All isolates obtained in our study were resistant to tetracycline, which could be the result of overusing this antimicrobial agent against other bacterial infections. The S. Typhimurium strains isolated in our study showed low levels of antibiotic resistance, in accordance with the low levels of antibiotic resistance previously observed in Argentine and Turkish S. Typhimurium strains isolated from farmed chinchillas in 1999 and 2002, respectively2,7, and in contrast to the high levels of antibiotic resistance observed in S. Typhimurium strains isolated from humans, other animal species and foodstuffs previously reported worldwide1.

This is the first report confirming an outbreak of salmonellosis in chinchillas by molecular methods such as PFGE. The same clone of S. Typhimurium was isolated in the five farmed chinchillas evaluated in our study. Therefore, our results support the hypothesis that the animals acquired the infection from the same infectious source. Unfortunately, such source could not be established until now, but the presence of abundant feces of peridomestic rodents inside the farm could have played a key role in the transmission of the bacterial pathogen during this outbreak.
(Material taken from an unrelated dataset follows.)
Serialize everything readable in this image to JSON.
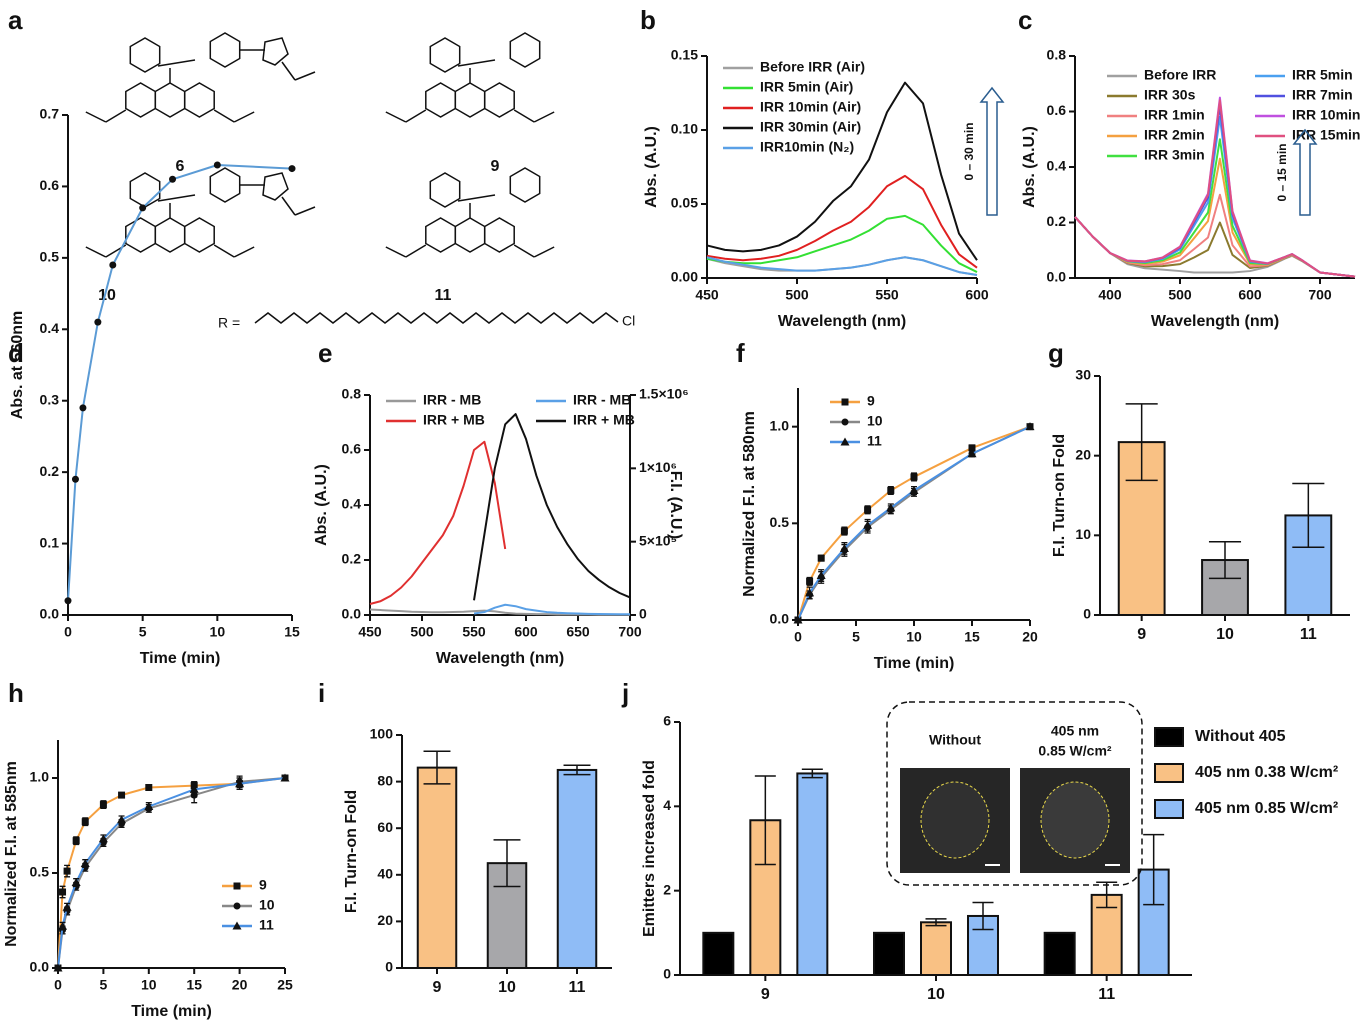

Other possible routes of transmission could have been associated with the consumption of contaminated food or water, contact with human or animal carriers or combinations of these factors. The XbaI-PFGE pattern of the S. Typhimurium strains isolated from each of the five farmed chinchillas evaluated in our case has been identified since 2006 in samples from humans, domestic animals, and food from different regions of Argentina. This means that this clone is widely disseminated in Argentina. The PFGE pattern identified in the farmed chinchillas involved in this outbreak was immediately incorporated into the PulseNet Argentine National database of Salmonella PFGE patterns.

Due to the fact that people handling chinchillas or cleaning chinchilla accessories (e.g. cages) are likely to acquire Salmonella spp. infections, they should follow the recommended precautionary measures to reduce the transmission risk of this zoonotic microorganism.